4. Divide the dataset into input features (all columns except price) and output variable
(price). Scale all input features.
5. Train a linear regressor on 70% of data (using inbuilt linear regression function of
Python) and test its performance on remaining 30% of data.
6. Reduce the dimensionality of the feature set using inbuilt PCA decomposition and then
again train a linear regressor on 70% of reduced data (using inbuilt linear regression
function of Python).
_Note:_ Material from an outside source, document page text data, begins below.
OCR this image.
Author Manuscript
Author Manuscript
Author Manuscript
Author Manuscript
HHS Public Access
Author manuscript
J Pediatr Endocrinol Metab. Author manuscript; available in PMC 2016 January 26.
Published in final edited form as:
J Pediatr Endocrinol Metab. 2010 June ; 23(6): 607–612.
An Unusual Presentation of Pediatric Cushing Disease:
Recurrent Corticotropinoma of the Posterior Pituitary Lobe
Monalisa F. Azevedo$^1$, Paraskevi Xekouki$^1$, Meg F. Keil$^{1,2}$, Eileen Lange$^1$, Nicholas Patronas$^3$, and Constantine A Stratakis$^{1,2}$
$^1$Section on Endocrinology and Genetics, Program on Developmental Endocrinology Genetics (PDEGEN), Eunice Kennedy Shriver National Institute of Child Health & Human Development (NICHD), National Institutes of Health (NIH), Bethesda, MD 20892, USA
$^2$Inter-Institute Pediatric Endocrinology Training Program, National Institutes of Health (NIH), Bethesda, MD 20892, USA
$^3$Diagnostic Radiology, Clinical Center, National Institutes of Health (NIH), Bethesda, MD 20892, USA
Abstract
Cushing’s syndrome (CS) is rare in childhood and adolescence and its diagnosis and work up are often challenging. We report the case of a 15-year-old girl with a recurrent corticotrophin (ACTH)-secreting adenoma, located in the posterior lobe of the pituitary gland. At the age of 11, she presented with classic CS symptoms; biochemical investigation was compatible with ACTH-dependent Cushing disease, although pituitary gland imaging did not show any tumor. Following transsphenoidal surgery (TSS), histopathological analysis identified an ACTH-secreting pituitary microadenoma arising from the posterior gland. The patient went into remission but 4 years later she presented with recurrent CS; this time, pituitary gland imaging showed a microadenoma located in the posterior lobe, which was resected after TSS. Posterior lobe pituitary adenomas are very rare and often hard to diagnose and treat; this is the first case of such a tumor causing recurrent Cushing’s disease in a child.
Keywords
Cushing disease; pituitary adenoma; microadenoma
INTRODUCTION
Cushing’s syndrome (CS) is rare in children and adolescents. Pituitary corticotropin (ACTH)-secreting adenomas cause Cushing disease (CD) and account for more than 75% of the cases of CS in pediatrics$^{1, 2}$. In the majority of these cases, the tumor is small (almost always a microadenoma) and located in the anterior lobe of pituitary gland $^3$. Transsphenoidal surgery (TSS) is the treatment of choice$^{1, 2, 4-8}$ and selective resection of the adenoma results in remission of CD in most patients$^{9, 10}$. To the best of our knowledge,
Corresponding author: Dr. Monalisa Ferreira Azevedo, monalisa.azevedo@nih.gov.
Does it lead to any performance improvement on test set

In [75]:
import numpy as np
import pandas as pd
from sklearn.preprocessing import StandardScaler
from sklearn.decomposition import PCA
from sklearn.linear_model import LinearRegression
from sklearn.metrics import r2_score

cols=["symboling","normalized_losses","make","fuel_type","aspiration","num_doors","body_style","drive_wheels","engine_location","wheel_base","length","width","height","curb_weight","engine_type","num_cylinders","engine_size","fuel_system","bore","stroke","compression_ratio","horsepower","peak_rpm","city_mpg","highway_mpg","price"]
df=pd.read_csv("https://archive.ics.uci.edu/ml/machine-learning-databases/autos/imports-85.data",header=None,names=cols,na_values='?')
cat=["make","fuel_type","aspiration","num_doors","body_style","drive_wheels","engine_location","engine_type","fuel_system","num_cylinders"]
num=[c for c in cols if c not in cat+["price"]]
df[num]=df[num].apply(pd.to_numeric,errors='coerce')
df=df.dropna(subset=["price"])
for c in num: df[c]=df[c].fillna(df[c].mean())
for c in cat: df[c]=df[c].fillna(df[c].mode()[0])
df["num_doors"]=df["num_doors"].map({"two":2,"four":4})
df["num_cylinders"]=df["num_cylinders"].map({"two":2,"three":3,"four":4,"five":5,"six":6,"eight":8,"twelve":12})
df["fuel_system"]=df["fuel_system"].astype(str).str.contains("pfi").astype(int)
df["engine_type"]=df["engine_type"].astype(str).str.contains("ohc").astype(int)
df["make"]=pd.factorize(df["make"])[0]
df["aspiration"]=pd.factorize(df["aspiration"])[0]
df["engine_location"]=pd.factorize(df["engine_location"])[0]
df["fuel_type"]=pd.factorize(df["fuel_type"])[0]
df=pd.get_dummies(df,columns=["body_style","drive_wheels"],drop_first=True)
X=df.drop("price",axis=1).values
y=df["price"].astype(float).values
sc=StandardScaler()
X=sc.fit_transform(X)
n=len(X)
ntr=int(0.7*n)
Xtr,Xte=X[:ntr],X[ntr:]
ytr,yte=y[:ntr],y[ntr:]
lr=LinearRegression().fit(Xtr,ytr)
yhat=lr.predict(Xte)
print("R2 without PCA:",r2_score(yte,yhat))

print()

pca=PCA(n_components=0.95)
Xtr_p=pca.fit_transform(Xtr)
Xte_p=pca.transform(Xte)
lr_p=LinearRegression().fit(Xtr_p,ytr)
yhat_p=lr_p.predict(Xte_p)
print("R2 with PCA:",r2_score(yte,yhat_p))
print("Improved:",r2_score(yte,yhat_p)>r2_score(yte,yhat))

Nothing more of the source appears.